As mentioned its each individual butt.. But you really cannot smoke to time or temp.. As someone mentioned you will hit a stall period somewhere 150+ each individual butt will most likely stall a little different and for different lengths of time.. Smaller butts tend to stall harder IME than larger ones.. Some will foil to power through the stall, I did it once never again, the sweating of the meat ruined the bark which is the best part IMO, others foil to curb the meat drying out, but if you are drying out a butt roast your doing something wrong or need a better piece of meat to start. 

As for when to pull, time and internal temp is simply an indicator to start checking for signs of doneness.. Usually when I start hitting 195 I start probing for tenderness, it should probe like a knife in warm butter with no resistance.. If you hit areas that have more resistance, those areas are not as tender as they can be with more cooking and leave the butt on longer.. Another good test is the bone wiggle if you give the bone a wiggle and it wants to pop out your most likely there. Some butts will be finished at 195 some will be done at temps just above 200.. 
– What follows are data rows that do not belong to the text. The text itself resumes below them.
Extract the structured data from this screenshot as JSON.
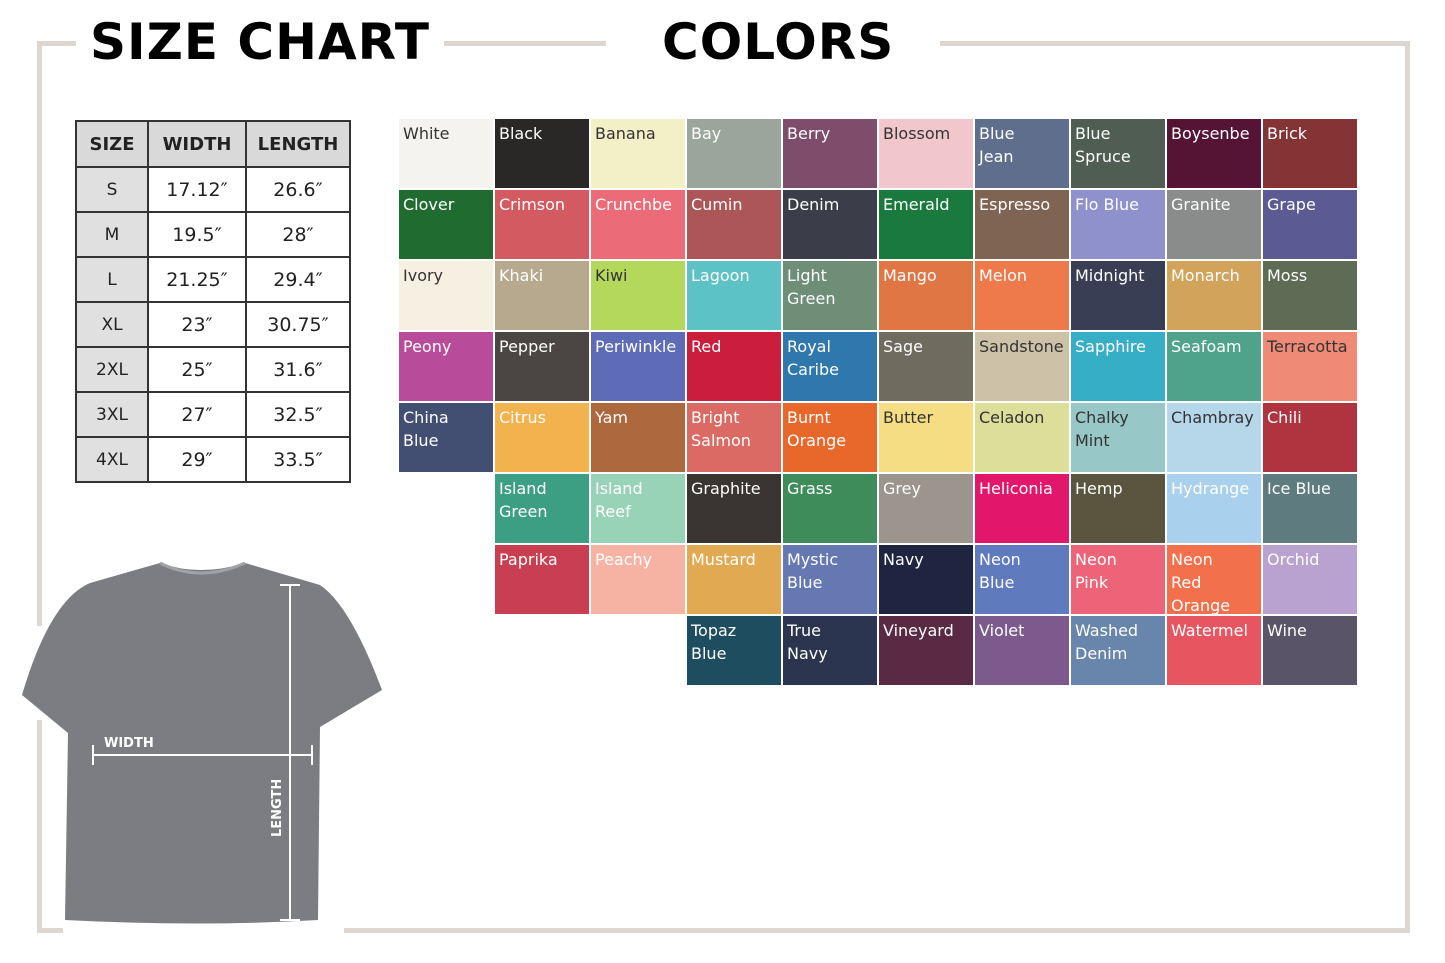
{
  "headings": {
    "size_chart": "SIZE CHART",
    "colors": "COLORS"
  },
  "size_table": {
    "headers": [
      "SIZE",
      "WIDTH",
      "LENGTH"
    ],
    "rows": [
      [
        "S",
        "17.12″",
        "26.6″"
      ],
      [
        "M",
        "19.5″",
        "28″"
      ],
      [
        "L",
        "21.25″",
        "29.4″"
      ],
      [
        "XL",
        "23″",
        "30.75″"
      ],
      [
        "2XL",
        "25″",
        "31.6″"
      ],
      [
        "3XL",
        "27″",
        "32.5″"
      ],
      [
        "4XL",
        "29″",
        "33.5″"
      ]
    ]
  },
  "diagram": {
    "width_label": "WIDTH",
    "length_label": "LENGTH",
    "shirt_color": "#7b7d82"
  },
  "colors": [
    [
      {
        "name": "White",
        "hex": "#f5f3ef",
        "dark": true
      },
      {
        "name": "Black",
        "hex": "#2a2827"
      },
      {
        "name": "Banana",
        "hex": "#f3efc6",
        "dark": true
      },
      {
        "name": "Bay",
        "hex": "#9aa59c"
      },
      {
        "name": "Berry",
        "hex": "#7e4d6c"
      },
      {
        "name": "Blossom",
        "hex": "#f2c7cb",
        "dark": true
      },
      {
        "name": "Blue\nJean",
        "hex": "#5f6e8c"
      },
      {
        "name": "Blue\nSpruce",
        "hex": "#4f5d52"
      },
      {
        "name": "Boysenbe",
        "hex": "#561435"
      },
      {
        "name": "Brick",
        "hex": "#853436"
      }
    ],
    [
      {
        "name": "Clover",
        "hex": "#1f6b30"
      },
      {
        "name": "Crimson",
        "hex": "#d35a60"
      },
      {
        "name": "Crunchbe",
        "hex": "#ec6b78"
      },
      {
        "name": "Cumin",
        "hex": "#ac5658"
      },
      {
        "name": "Denim",
        "hex": "#3b3e48"
      },
      {
        "name": "Emerald",
        "hex": "#1a7a3d"
      },
      {
        "name": "Espresso",
        "hex": "#7f6353"
      },
      {
        "name": "Flo Blue",
        "hex": "#8e91cc"
      },
      {
        "name": "Granite",
        "hex": "#8a8c8c"
      },
      {
        "name": "Grape",
        "hex": "#5c5a92"
      }
    ],
    [
      {
        "name": "Ivory",
        "hex": "#f5f0e2",
        "dark": true
      },
      {
        "name": "Khaki",
        "hex": "#b6a98e"
      },
      {
        "name": "Kiwi",
        "hex": "#b3d85c",
        "dark": true
      },
      {
        "name": "Lagoon",
        "hex": "#5cc2c5"
      },
      {
        "name": "Light\nGreen",
        "hex": "#6f8e78"
      },
      {
        "name": "Mango",
        "hex": "#df7644"
      },
      {
        "name": "Melon",
        "hex": "#ee7a4c"
      },
      {
        "name": "Midnight",
        "hex": "#393e54"
      },
      {
        "name": "Monarch",
        "hex": "#d2a35a"
      },
      {
        "name": "Moss",
        "hex": "#5e6b55"
      }
    ],
    [
      {
        "name": "Peony",
        "hex": "#b84c9b"
      },
      {
        "name": "Pepper",
        "hex": "#4b4643"
      },
      {
        "name": "Periwinkle",
        "hex": "#5e6bb7"
      },
      {
        "name": "Red",
        "hex": "#cb1e3c"
      },
      {
        "name": "Royal\nCaribe",
        "hex": "#2f78ad"
      },
      {
        "name": "Sage",
        "hex": "#6f6b5e"
      },
      {
        "name": "Sandstone",
        "hex": "#cdc2a8",
        "dark": true
      },
      {
        "name": "Sapphire",
        "hex": "#35aec6"
      },
      {
        "name": "Seafoam",
        "hex": "#4fa38a"
      },
      {
        "name": "Terracotta",
        "hex": "#ee8a75",
        "dark": true
      }
    ],
    [
      {
        "name": "China\nBlue",
        "hex": "#434f72"
      },
      {
        "name": "Citrus",
        "hex": "#f2b24e"
      },
      {
        "name": "Yam",
        "hex": "#ad683e"
      },
      {
        "name": "Bright\nSalmon",
        "hex": "#da6a63"
      },
      {
        "name": "Burnt\nOrange",
        "hex": "#e8672b"
      },
      {
        "name": "Butter",
        "hex": "#f4dd82",
        "dark": true
      },
      {
        "name": "Celadon",
        "hex": "#dcdf9a",
        "dark": true
      },
      {
        "name": "Chalky\nMint",
        "hex": "#97c7c6",
        "dark": true
      },
      {
        "name": "Chambray",
        "hex": "#b5d7e9",
        "dark": true
      },
      {
        "name": "Chili",
        "hex": "#b03440"
      }
    ],
    [
      {
        "name": "Island\nGreen",
        "hex": "#3c9e82"
      },
      {
        "name": "Island\nReef",
        "hex": "#98d3b7"
      },
      {
        "name": "Graphite",
        "hex": "#3a3432"
      },
      {
        "name": "Grass",
        "hex": "#3e8c5a"
      },
      {
        "name": "Grey",
        "hex": "#9b958e"
      },
      {
        "name": "Heliconia",
        "hex": "#e2166a"
      },
      {
        "name": "Hemp",
        "hex": "#59553f"
      },
      {
        "name": "Hydrange",
        "hex": "#a9d0ec"
      },
      {
        "name": "Ice Blue",
        "hex": "#5e7c80"
      }
    ],
    [
      {
        "name": "Paprika",
        "hex": "#c73f50"
      },
      {
        "name": "Peachy",
        "hex": "#f6b3a3"
      },
      {
        "name": "Mustard",
        "hex": "#e1aa52"
      },
      {
        "name": "Mystic\nBlue",
        "hex": "#6578b1"
      },
      {
        "name": "Navy",
        "hex": "#1f2540"
      },
      {
        "name": "Neon\nBlue",
        "hex": "#5f7bbd"
      },
      {
        "name": "Neon\nPink",
        "hex": "#ed6479"
      },
      {
        "name": "Neon\nRed\nOrange",
        "hex": "#f2704c"
      },
      {
        "name": "Orchid",
        "hex": "#b9a2cf"
      }
    ],
    [
      {
        "name": "Topaz\nBlue",
        "hex": "#1d4d5e"
      },
      {
        "name": "True\nNavy",
        "hex": "#2c3550"
      },
      {
        "name": "Vineyard",
        "hex": "#5a2a45"
      },
      {
        "name": "Violet",
        "hex": "#7d5a8d"
      },
      {
        "name": "Washed\nDenim",
        "hex": "#6886ac"
      },
      {
        "name": "Watermel",
        "hex": "#e65560"
      },
      {
        "name": "Wine",
        "hex": "#5a5468"
      }
    ]
  ]
}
Do to the stalling nature of a butt its always smart to budget more than enough time, its better to have it done way to early, than have guests ready to eat and your waiting on stalled butt.. If you have butts finish to early take them off after 10-15 minutes or so to prevent further cooking double wrap in tin foil and they will hold easily for an hr or more.. If its a long while till you eat or your taking it somewhere, place double wrapped butts in a cooler and fill the rest of the space in cooler with towels. A butt will hold above the danger zone (140) for 3-4 hrs and be piping hot and perfect when ready to pull and serve.

As for smoker temp I have smoked them as low as 225 and as high as 275-280 and their is no difference in taste, texture or perceived smokiness. I actually prefer run 250+ if the cooker wants to hang in that temp range. This summer I am going to experiment with hot and fast as sometimes it seems ridiculous to wait 8-10 hrs for 4-5lb piece of meat.


----------